JADC2 Lockheed Martin image

JADC2 visualization. (Lockheed Martin image)

SYDNEY — The competition for Australia’s All Domain AIR 6500 system quickened as Lockheed Martin announced plans this week for a new high-tech center to help its development effort on one of the country’s most ambitious weapons programs.

The new facility announcement followed rival Northrop Grumman Australia’s formal announcement that it submitted an official bid last week for what is mellifluously known here as AIR6500 Phase 1 Joint Air Battle Management System (JABMS), Competitive Evaluation Process Stage 2 (CEP2).

Close followers of the US Air Force’s All Domain efforts will recognize the similarities between the goals of its Advanced Battle Management System (ABMS) and the Air 6500 system. Both are intended to be All Domain systems feeding data to and from a wide range of sensors, as well as command control systems, to greatly speed decision making and responses. The Australian branches of Northrop and Lockheed were picked as the two final competitors for the award, expected some time next year.
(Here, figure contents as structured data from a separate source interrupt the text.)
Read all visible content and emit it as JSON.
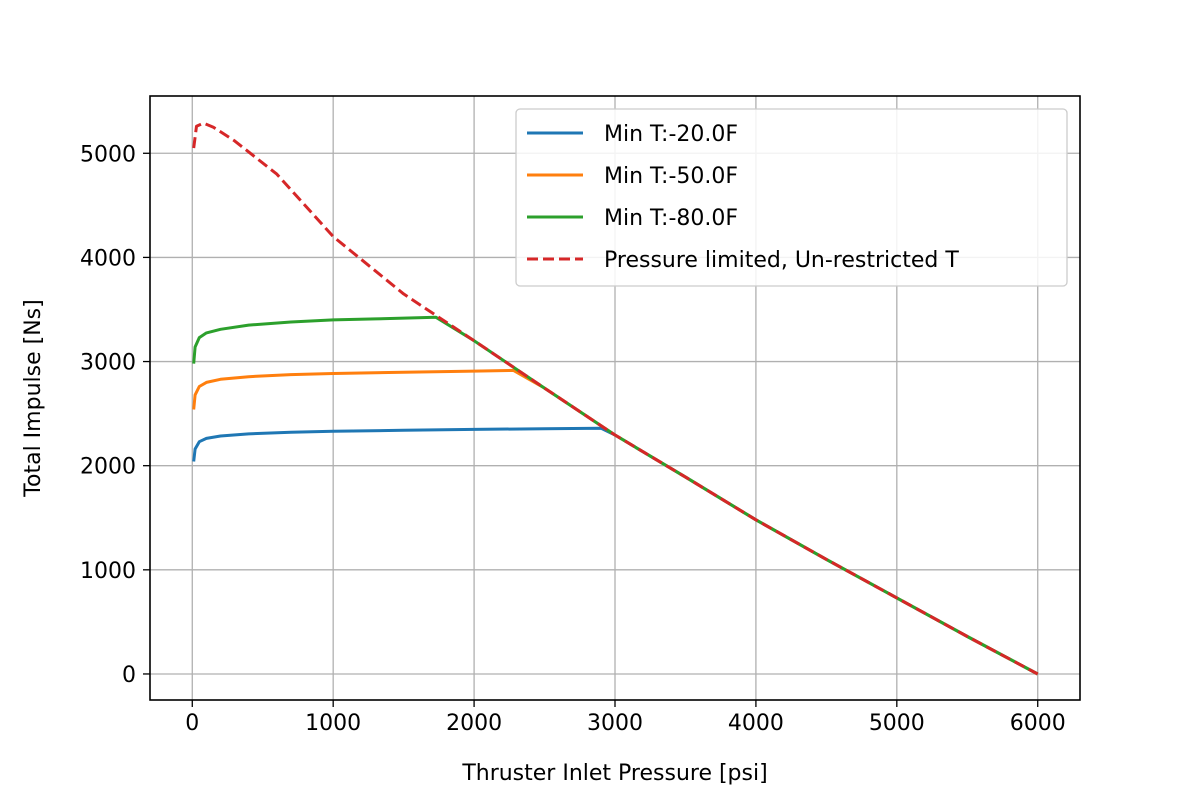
{
  "chart_data": {
    "type": "line",
    "title": "",
    "xlabel": "Thruster Inlet Pressure [psi]",
    "ylabel": "Total Impulse [Ns]",
    "xlim": [
      -300,
      6300
    ],
    "ylim": [
      -250,
      5550
    ],
    "xticks": [
      0,
      1000,
      2000,
      3000,
      4000,
      5000,
      6000
    ],
    "yticks": [
      0,
      1000,
      2000,
      3000,
      4000,
      5000
    ],
    "xtick_labels": [
      "0",
      "1000",
      "2000",
      "3000",
      "4000",
      "5000",
      "6000"
    ],
    "ytick_labels": [
      "0",
      "1000",
      "2000",
      "3000",
      "4000",
      "5000"
    ],
    "grid": true,
    "legend_position": "top-right",
    "series": [
      {
        "name": "Min T:-20.0F",
        "color": "#1f77b4",
        "style": "solid",
        "x": [
          10,
          20,
          50,
          100,
          200,
          400,
          700,
          1000,
          1500,
          2000,
          2500,
          2900,
          3000,
          3500,
          4000,
          4500,
          5000,
          5500,
          6000
        ],
        "y": [
          2040,
          2160,
          2230,
          2262,
          2285,
          2305,
          2322,
          2330,
          2340,
          2348,
          2355,
          2360,
          2295,
          1890,
          1480,
          1100,
          730,
          360,
          0
        ]
      },
      {
        "name": "Min T:-50.0F",
        "color": "#ff7f0e",
        "style": "solid",
        "x": [
          10,
          20,
          50,
          100,
          200,
          400,
          700,
          1000,
          1500,
          2000,
          2280,
          2500,
          3000,
          3500,
          4000,
          4500,
          5000,
          5500,
          6000
        ],
        "y": [
          2540,
          2680,
          2760,
          2800,
          2830,
          2855,
          2875,
          2885,
          2898,
          2908,
          2915,
          2745,
          2295,
          1890,
          1480,
          1100,
          730,
          360,
          0
        ]
      },
      {
        "name": "Min T:-80.0F",
        "color": "#2ca02c",
        "style": "solid",
        "x": [
          10,
          20,
          50,
          100,
          200,
          400,
          700,
          1000,
          1300,
          1730,
          2000,
          2500,
          3000,
          3500,
          4000,
          4500,
          5000,
          5500,
          6000
        ],
        "y": [
          2980,
          3140,
          3230,
          3275,
          3310,
          3350,
          3380,
          3400,
          3410,
          3425,
          3200,
          2745,
          2295,
          1890,
          1480,
          1100,
          730,
          360,
          0
        ]
      },
      {
        "name": "Pressure limited, Un-restricted T",
        "color": "#d62728",
        "style": "dashed",
        "x": [
          10,
          30,
          80,
          150,
          300,
          600,
          1000,
          1500,
          2000,
          2500,
          3000,
          3500,
          4000,
          4500,
          5000,
          5500,
          6000
        ],
        "y": [
          5050,
          5260,
          5290,
          5250,
          5120,
          4800,
          4200,
          3650,
          3200,
          2745,
          2295,
          1890,
          1480,
          1100,
          730,
          360,
          0
        ]
      }
    ]
  }
}
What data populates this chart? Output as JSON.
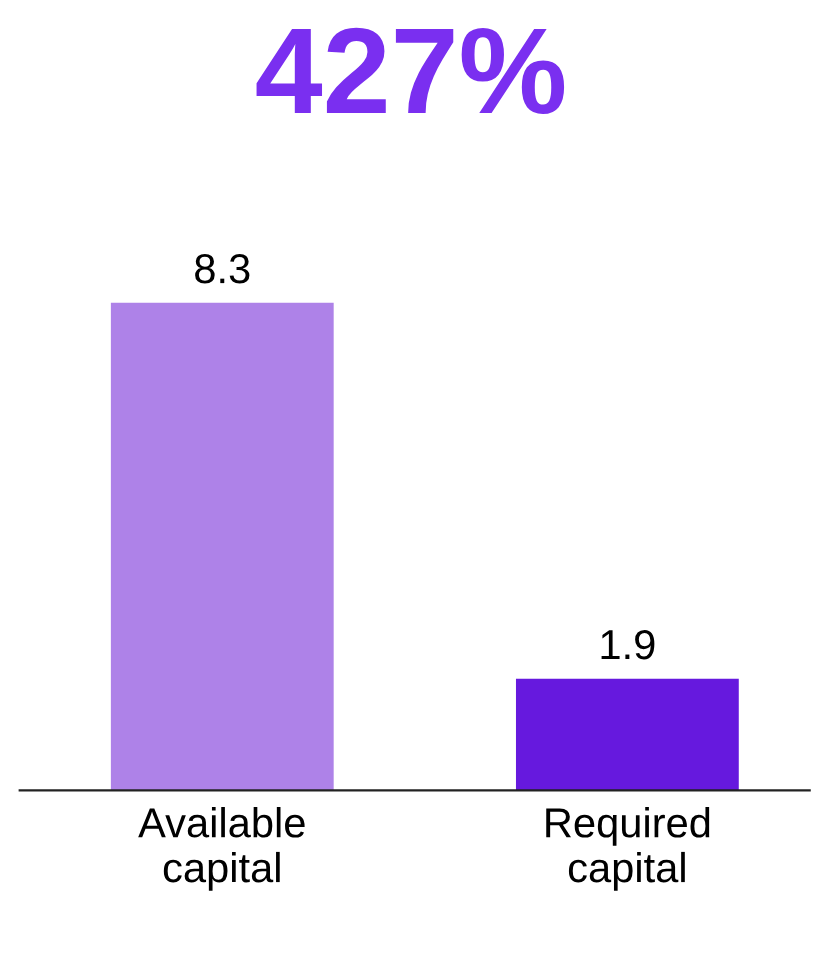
{
  "chart_data": {
    "type": "bar",
    "title": "427%",
    "categories": [
      "Available\ncapital",
      "Required\ncapital"
    ],
    "values": [
      8.3,
      1.9
    ],
    "colors": [
      "#ae82e8",
      "#6619de"
    ],
    "data_labels": true,
    "grid": false,
    "legend": false
  }
}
Australia’s commitment to such a broad and complex system has drawn strong approval from US and Australian observers. Lockheed Australia feels strongly enough that it has invested more than $100 million of its own funding, company officials told reporters. It is a truly joint program and has been since the beginning, in contrast to the various programs pursued separately by each service in the United States.
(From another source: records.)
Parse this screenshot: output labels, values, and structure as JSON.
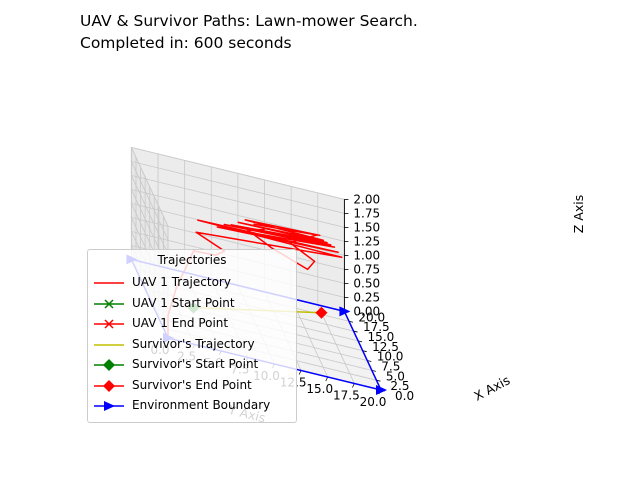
{
  "chart_data": {
    "type": "line",
    "projection": "3d",
    "title": "UAV & Survivor Paths: Lawn-mower Search.",
    "subtitle": "Completed in: 600 seconds",
    "xlabel": "X Axis",
    "ylabel": "Y Axis",
    "zlabel": "Z Axis",
    "xlim": [
      0,
      20
    ],
    "ylim": [
      0,
      20
    ],
    "zlim": [
      0,
      2
    ],
    "x_ticks": [
      "0.0",
      "2.5",
      "5.0",
      "7.5",
      "10.0",
      "12.5",
      "15.0",
      "17.5",
      "20.0"
    ],
    "y_ticks": [
      "0.0",
      "2.5",
      "5.0",
      "7.5",
      "10.0",
      "12.5",
      "15.0",
      "17.5",
      "20.0"
    ],
    "z_ticks": [
      "0.00",
      "0.25",
      "0.50",
      "0.75",
      "1.00",
      "1.25",
      "1.50",
      "1.75",
      "2.00"
    ],
    "grid": true,
    "legend": {
      "title": "Trajectories",
      "placement": "lower-left",
      "entries": [
        {
          "label": "UAV 1 Trajectory",
          "color": "#ff0000",
          "style": "line"
        },
        {
          "label": "UAV 1 Start Point",
          "color": "#008000",
          "style": "x"
        },
        {
          "label": "UAV 1 End Point",
          "color": "#ff0000",
          "style": "x"
        },
        {
          "label": "Survivor's Trajectory",
          "color": "#bfbf00",
          "style": "line"
        },
        {
          "label": "Survivor's Start Point",
          "color": "#008000",
          "style": "diamond"
        },
        {
          "label": "Survivor's End Point",
          "color": "#ff0000",
          "style": "diamond"
        },
        {
          "label": "Environment Boundary",
          "color": "#0000ff",
          "style": "triangle"
        }
      ]
    },
    "series": [
      {
        "name": "UAV 1 Trajectory",
        "color": "#ff0000",
        "points": [
          [
            0,
            0,
            0
          ],
          [
            0,
            0,
            0.4
          ],
          [
            1,
            1,
            0.9
          ],
          [
            2,
            2,
            1.2
          ],
          [
            3,
            3.5,
            1.45
          ],
          [
            5,
            3,
            1.5
          ],
          [
            6,
            4,
            1.55
          ],
          [
            3.5,
            5,
            1.7
          ],
          [
            17,
            4,
            1.95
          ],
          [
            4,
            7,
            1.8
          ],
          [
            17,
            6,
            1.9
          ],
          [
            6,
            8,
            1.7
          ],
          [
            17,
            8,
            1.85
          ],
          [
            7,
            10,
            1.65
          ],
          [
            17,
            10,
            1.75
          ],
          [
            8,
            12,
            1.55
          ],
          [
            17,
            12,
            1.65
          ],
          [
            9,
            14,
            1.5
          ],
          [
            17,
            14,
            1.55
          ],
          [
            10,
            16,
            1.45
          ],
          [
            17,
            16,
            1.5
          ],
          [
            11,
            17,
            1.35
          ],
          [
            17,
            17.5,
            1.4
          ],
          [
            14,
            15,
            1.3
          ],
          [
            16,
            13,
            1.2
          ],
          [
            15,
            11,
            1.15
          ],
          [
            12,
            13,
            1.25
          ],
          [
            10,
            15,
            1.35
          ],
          [
            12,
            17,
            1.3
          ]
        ]
      },
      {
        "name": "Survivor's Trajectory",
        "color": "#bfbf00",
        "points": [
          [
            4.2,
            10.5,
            0
          ],
          [
            17.5,
            18,
            0
          ]
        ]
      },
      {
        "name": "Environment Boundary",
        "color": "#0000ff",
        "points": [
          [
            0,
            0,
            0
          ],
          [
            20,
            0,
            0
          ],
          [
            20,
            20,
            0
          ],
          [
            0,
            20,
            0
          ],
          [
            0,
            0,
            0
          ]
        ]
      }
    ],
    "markers": [
      {
        "name": "Survivor's Start Point",
        "color": "#008000",
        "marker": "diamond",
        "point": [
          4.2,
          10.5,
          0
        ]
      },
      {
        "name": "Survivor's End Point",
        "color": "#ff0000",
        "marker": "diamond",
        "point": [
          17.5,
          18,
          0
        ]
      }
    ]
  }
}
Since the work has, so far, largely been done in Australia, and the source code appears to be all Australian, there is a reasonable possibility that the system could be sold to countries such as Singapore and South Korea to knit together the countries facing China to improve their command and control and sensor fusion.
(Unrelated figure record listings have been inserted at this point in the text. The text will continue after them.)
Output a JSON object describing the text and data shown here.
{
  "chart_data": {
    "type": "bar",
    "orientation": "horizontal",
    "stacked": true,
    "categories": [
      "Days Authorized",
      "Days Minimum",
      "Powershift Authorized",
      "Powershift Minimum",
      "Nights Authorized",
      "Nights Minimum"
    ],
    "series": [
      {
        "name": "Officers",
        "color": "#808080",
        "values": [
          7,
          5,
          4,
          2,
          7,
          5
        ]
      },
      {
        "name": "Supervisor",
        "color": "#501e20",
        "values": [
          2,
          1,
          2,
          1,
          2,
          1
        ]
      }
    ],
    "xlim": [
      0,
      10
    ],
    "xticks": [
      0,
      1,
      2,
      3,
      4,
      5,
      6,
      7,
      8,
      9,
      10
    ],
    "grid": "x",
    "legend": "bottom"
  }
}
To get some idea of how important this program is seen to be by the firms involved, Lockheed Martin Corp. flew its chief operations officer, Frank St. John, over for the final oral presentations to the Australian Department of Defense. Northrop, for its part, demonstrated its offering to the AIR6500’s program office in the Department of Defence in August.

RELATED: All Domain fever comes to Singapore Air Show

“Our Australian-led team brings Northrop Grumman’s best-of-breed, all-domain C2 technology from the US together with the best of Australian engineering,” Christine Zeitz, general manager of Northrop Grumman Asia-Pacific, said Oct. 13 in a statement. Northrop’s offer draws on the company’s all domain command and control expertise and experience developing and demonstrating the US Army’s Integrated Battle Command System (IBCS), the company said.

Lockheed’s announcement Monday was about a $74 million AUD facility that will be modeled to some degree on its Lighthouse facility in Virginia, where it runs modeling and simulations, as well as war-games. Intriguingly, that facility is where the company ran several complex All Domain Operation war-games in the early stages of developing Joint All Domain Command and Control (JADC2). The idea is to build a facility where modelling and simulation, testing and related activities can be done with at least the 20 Australian companies working with Lockheed’s AIR 6500 efforts, as well as with the Australian military.

A key part of the effort would be to build what Lockheed calls a “digital twin” of AIR 6500 with all of the security needed, since testing and upgrading such a system in the field would be difficult, the company said on Oct. 14 in a briefing for reporters.

Lockheed suggested establishing the site at RAAF Base Williamtown, but that decision isn’t formal. Also, it will probably be tied electronically to remote sites across Australia.